Attorney Julie Fiedler
As a child, I always knew I would be a nurse. My father was a doctor. My mother was a nurse. I always wanted to help people who were hurting and in need. I wanted to make a difference in people’s lives. Nursing seemed like the perfect profession for me.
My dad died at the age of 43, when I was sixteen years old. It was a very difficult time for my family. Despite being a Stanford educated physician, he had never created an estate plan. Without even a will, my mother underwent the ordeal of a court probate while she was grieving the loss of her husband at a very early age. We all struggled during this time.
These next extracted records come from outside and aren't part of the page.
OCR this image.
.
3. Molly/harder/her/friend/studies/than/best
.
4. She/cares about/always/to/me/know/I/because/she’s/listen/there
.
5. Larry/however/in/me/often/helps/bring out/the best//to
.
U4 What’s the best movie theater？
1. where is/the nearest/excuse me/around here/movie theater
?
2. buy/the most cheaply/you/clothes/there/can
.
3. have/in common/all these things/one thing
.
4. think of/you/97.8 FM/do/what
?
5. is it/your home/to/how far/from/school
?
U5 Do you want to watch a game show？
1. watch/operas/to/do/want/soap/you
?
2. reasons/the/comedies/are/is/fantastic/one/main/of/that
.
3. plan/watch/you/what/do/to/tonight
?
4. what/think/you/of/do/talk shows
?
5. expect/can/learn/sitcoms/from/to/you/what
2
I attended St. Mary’s College and became a Registered Nurse. It was truly my calling. I spent twenty years working in local California hospitals in critical care units, working with patients who were fighting for life, and often not making it. I have cried with many families as they grieved the loss of loved ones. There were also many patients and families who were not grieving for a death, but for a life that was forever altered, through crises such as a debilitating stroke or illness.
Unfortunately, near the end of my career as a critical care nurse, I was injured and unable to lift sufficiently to continue working in that setting. Without having ever contemplated any other profession, I turned to a legal career. As a classic Type A personality, I graduated from law school at the top of my class, and was ready to begin my new career. However, during my law school tenure, my mother, who was also my best friend, suddenly died at the age of sixty seven. I was left to care for my elderly step-father (who was twenty years older than my mother. He never thought he would outlive her!), my developmentally disabled brother, who had been under my mother’s care, and an elderly aunt, who needed my assistance. Despite dealing with my own grief and caring for my relatives, I was thrown into the legal world of Conservatorships, trust administrations, and petitions to the court to correct the numerous errors in my mother’s estate plan.
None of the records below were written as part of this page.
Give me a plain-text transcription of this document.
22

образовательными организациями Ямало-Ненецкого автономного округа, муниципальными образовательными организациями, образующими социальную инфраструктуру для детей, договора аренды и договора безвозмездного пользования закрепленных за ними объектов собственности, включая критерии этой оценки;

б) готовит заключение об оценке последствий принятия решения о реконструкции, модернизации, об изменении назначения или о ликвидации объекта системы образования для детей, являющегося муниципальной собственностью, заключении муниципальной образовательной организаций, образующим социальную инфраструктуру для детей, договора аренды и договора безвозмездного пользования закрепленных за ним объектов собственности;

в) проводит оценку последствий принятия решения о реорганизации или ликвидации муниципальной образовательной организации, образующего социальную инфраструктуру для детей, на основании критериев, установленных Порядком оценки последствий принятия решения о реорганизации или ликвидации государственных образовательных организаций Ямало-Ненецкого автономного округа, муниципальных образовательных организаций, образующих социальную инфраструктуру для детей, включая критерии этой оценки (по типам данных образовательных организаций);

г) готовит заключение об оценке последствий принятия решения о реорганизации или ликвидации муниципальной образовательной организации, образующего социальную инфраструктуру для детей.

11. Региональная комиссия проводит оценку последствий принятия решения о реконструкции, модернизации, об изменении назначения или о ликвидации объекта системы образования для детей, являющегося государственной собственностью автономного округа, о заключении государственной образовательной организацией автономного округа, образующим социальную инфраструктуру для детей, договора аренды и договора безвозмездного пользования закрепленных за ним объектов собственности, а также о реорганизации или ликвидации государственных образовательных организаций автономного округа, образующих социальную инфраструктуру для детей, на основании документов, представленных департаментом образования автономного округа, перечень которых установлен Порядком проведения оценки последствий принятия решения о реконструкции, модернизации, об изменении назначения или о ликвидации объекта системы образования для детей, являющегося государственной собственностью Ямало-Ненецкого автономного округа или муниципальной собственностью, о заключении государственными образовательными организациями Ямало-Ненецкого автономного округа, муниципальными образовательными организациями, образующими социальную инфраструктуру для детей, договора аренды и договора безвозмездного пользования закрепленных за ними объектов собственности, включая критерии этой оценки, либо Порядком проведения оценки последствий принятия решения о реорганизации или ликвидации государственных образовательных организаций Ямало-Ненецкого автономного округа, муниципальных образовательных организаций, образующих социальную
My mother had attempted to eliminate the burden we would experience when she died, so we would not have to repeat what she had endured upon my father’s death. She had attempted to create a suitable estate plan for herself. Unfortunately, there are many people holding themselves out as qualified to do estate planning, who in reality are not! Many attorneys who practice in other areas feel they can just tack estate planning onto their practice because “there’s nothing to it. It is simply a will or a trust”. There are also many non-attorneys, often insurance and annuity sales persons who hand out “$395 or $495 living trusts”. These trusts are often so inadequate that families are left to spend thousands of dollars in court correcting the errors, when that is even possible. Often, there is nothing that can be done. The problem is that you don’t know that there will be a problem until it is too late. In my mother’s case, her plan was woefully inadequate! It was too late for her to seek quality legal advice. Everything she had intended to do to protect us backfired. And I was left to pick up the pieces.
After experiencing first hand, as a client, the pain and frustration when estate plans are not properly drafted, I determined that I had found my niche. I would endeavor to provide peace of mind to clients by creating quality estate plans for them. I have taken countless courses and studied for more hours than I can remember in order to learn what is necessary for people to really achieve their estate planning goals.
I realized early on from my experiences as a nurse, and as a caretaker, that estate planning is more than simply writing a will to pass property when someone dies. It must also include a plan for the possibility that illness or accidents could incapacitate a person. A legal plan must be in place to protect a person’s dignity, the quality of life and the assets he or she has spent a lifetime earning, in the event of death, or the difficult process of living with a long term condition. This is what I specialize in. And this peace of mind is what I offer my clients and their families. From someone who has been on both sides of the desk, I can understand and empathize, and yet also give the quality of legal advice necessary to minimize the pain and loss that families will experience. Contrary to what many people think, it is NOT simply providing documents. It is creating a comprehensive, individualized plan that will work when it is needed. Through my second career, I have again found a way to make a difference in people’s lives.